The formation of a cyclic halonium ion is a crucial step in the electrophilic addition of halogens to alkenes. In this process, the double bond electrons are used to initially bond with one of the halogen atoms, leading to the formation of this cyclic structure.

The halonium ion is a positively charged three-membered ring where the halogen atom forms bonds with both carbon atoms from the original double bond. This cyclic structure is quite stable due to the way the electrons are distributed in the three-membered ring.

• The halogen atom temporarily carries a positive charge.
• This positive charge facilitates the next step of the reaction.

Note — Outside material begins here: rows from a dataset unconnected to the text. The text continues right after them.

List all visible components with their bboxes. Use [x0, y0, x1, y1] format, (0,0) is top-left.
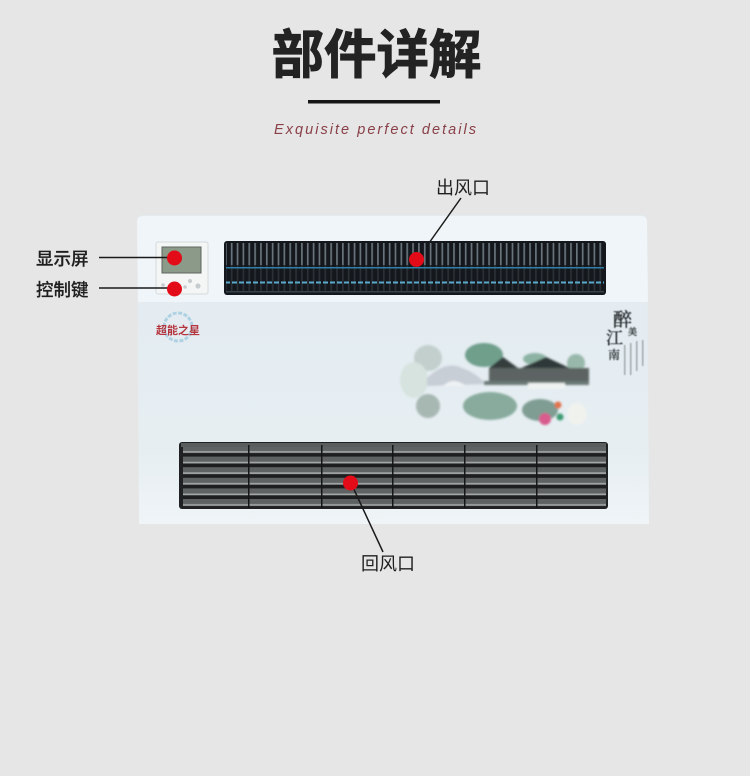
painting calligraphy: 江	[606, 324, 623, 349]
air outlet grille	[224, 241, 606, 295]
unit top band	[137, 216, 648, 302]
callout: display: 显示屏	[36, 249, 88, 269]
control buttons	[161, 279, 201, 289]
callout: air outlet: 出风口	[436, 178, 490, 198]
return air grille	[179, 442, 608, 509]
callout: display	[36, 249, 182, 269]
unit body	[137, 215, 649, 524]
callout: return air	[343, 476, 415, 574]
title: 部件详解	[271, 26, 482, 85]
panel: fan coil unit	[137, 215, 649, 524]
callout: air outlet	[409, 178, 490, 267]
painting calligraphy: 醉	[613, 305, 633, 332]
painting calligraphy: 美	[628, 325, 637, 338]
LCD display	[162, 247, 201, 273]
subtitle: Exquisite perfect details	[274, 122, 476, 138]
control panel	[156, 242, 208, 294]
callout: return air: 回风口	[361, 554, 415, 574]
landscape painting	[400, 343, 589, 425]
painting calligraphy: 南	[608, 346, 620, 363]
title underline	[308, 100, 440, 104]
painting calligraphy	[606, 305, 644, 375]
brand logo	[156, 313, 200, 341]
callout: control keys	[36, 280, 182, 300]
callout: control keys: 控制键	[36, 280, 88, 300]
brand logo: 超能之星	[156, 323, 200, 337]
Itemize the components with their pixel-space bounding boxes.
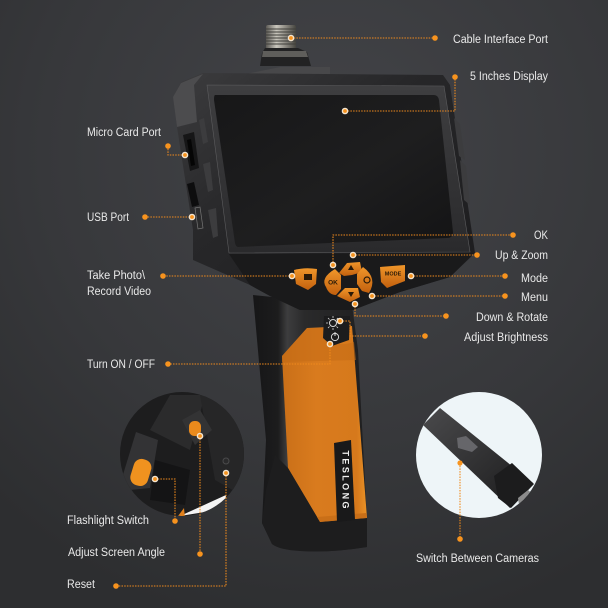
callout: up and zoom xyxy=(350,252,480,258)
label: turn on off: Turn ON / OFF xyxy=(87,359,155,371)
callout: down and rotate xyxy=(352,301,449,319)
orange flashlight switch xyxy=(128,457,153,488)
label: 5 inches display: 5 Inches Display xyxy=(470,71,548,83)
callout: switch between cameras xyxy=(457,460,463,542)
reset hole xyxy=(223,458,229,464)
screen xyxy=(214,95,453,247)
label: take photo record video: Take Photo\ xyxy=(87,270,146,282)
label: switch between cameras: Switch Between Cameras xyxy=(416,553,539,565)
button: mode xyxy=(380,265,405,288)
label: flashlight switch: Flashlight Switch xyxy=(67,515,149,527)
label: adjust brightness: Adjust Brightness xyxy=(464,332,548,344)
device: inspection camera xyxy=(173,25,475,552)
inset: camera probe xyxy=(416,392,542,518)
button: down xyxy=(337,288,360,302)
label: cable interface port: Cable Interface Port xyxy=(453,34,549,46)
callout: 5 inches display xyxy=(342,74,458,114)
label: down and rotate: Down & Rotate xyxy=(476,312,548,324)
callout: OK xyxy=(330,232,516,268)
callout: adjust brightness xyxy=(337,318,428,339)
power and brightness switch xyxy=(323,316,350,346)
label: mode: Mode xyxy=(521,273,548,285)
label: adjust screen angle: Adjust Screen Angle xyxy=(68,547,165,559)
callout: menu xyxy=(369,293,508,299)
button: photo xyxy=(294,268,317,290)
callout: usb port xyxy=(142,214,195,220)
label: menu: Menu xyxy=(521,292,548,304)
orange screen angle button xyxy=(189,421,201,436)
handle xyxy=(253,295,367,552)
top left chamfer highlight xyxy=(173,74,203,127)
label: take photo record video: Record Video xyxy=(87,286,151,298)
label: usb port: USB Port xyxy=(87,212,130,224)
label: micro card port: Micro Card Port xyxy=(87,127,162,139)
label: reset: Reset xyxy=(67,579,96,591)
button: up xyxy=(339,262,362,276)
label: OK: OK xyxy=(534,230,548,242)
screen frame xyxy=(173,73,475,310)
logo plate: TESLONG xyxy=(334,440,355,522)
bezel highlight xyxy=(207,85,470,253)
callout: reset xyxy=(113,470,229,589)
callout: take photo xyxy=(160,273,295,279)
button: OK xyxy=(324,269,341,295)
label: up and zoom: Up & Zoom xyxy=(495,250,548,262)
button: menu xyxy=(357,267,372,293)
callout: cable interface port xyxy=(288,35,438,41)
callout: adjust screen angle xyxy=(197,433,203,557)
cable connector xyxy=(246,25,330,74)
inset: flashlight and reset detail xyxy=(120,392,244,516)
label: take photo record video xyxy=(87,270,151,298)
button panel xyxy=(229,253,474,310)
button: mode: MODE xyxy=(385,271,402,277)
callout: mode xyxy=(408,273,508,279)
callout: micro card port xyxy=(165,143,188,158)
callout: turn on off xyxy=(165,341,333,367)
side ports xyxy=(183,118,470,238)
button: OK: OK xyxy=(328,280,338,287)
callout: flashlight switch xyxy=(152,476,178,524)
logo plate: TESLONG: TESLONG xyxy=(341,450,351,508)
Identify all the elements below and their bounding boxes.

The halonium ion structure is critical because it governs how the rest of the reaction will proceed, particularly regarding the placement and addition of the second halogen atom.

Alkene Reaction Mechanism

The alkene reaction mechanism involves several steps that result in the transformation of simple alkenes into vicinal dihalides. At the heart of this mechanism is electrophilic addition, a type of reaction where a pi bond is broken and sigma bonds are formed, thereby adding atoms across the double bond.

It all begins when the alkene's pi bond electrons interact with a diatomic halogen molecule, forming a temporary bond with one of the halogen atoms. This leads to the formation of a cyclic halonium ion. The halonium ion captures the electrons more strongly committed toward forming two temporary bonds, preparing the molecule for the next step.

• Electrophilic attack because of positive cyclic ion.
• Directs the negative halide ion to attack the more substituted carbon, if applicable.

Both steps are essential for the conversion of the alkene to the dihalide, precisely dictating how the product is shaped.

Diatomic Halogen Addition

The addition of diatomic halogens such as Br${}_2$ and Cl${}_2$ to alkenes is characterized by the breaking of the strong diatomic bond and the formation of new bonds across the alkene's double bond. This addition is notably carried out in the dark to prevent side reactions initiated by light.

Each halogen molecule is composed of two atoms held together by a covalent bond. During the reaction, this bond is temporarily broken as the halogen approaches the electron-rich double bond of the alkene.

• One halogen atom participates in forming the cyclic halonium ion.
• The other atom becomes a halide ion, ready to complete the reaction.

Understanding this process is essential as it highlights the balanced energetic and electron shifts required to form stable vicinal dihalides.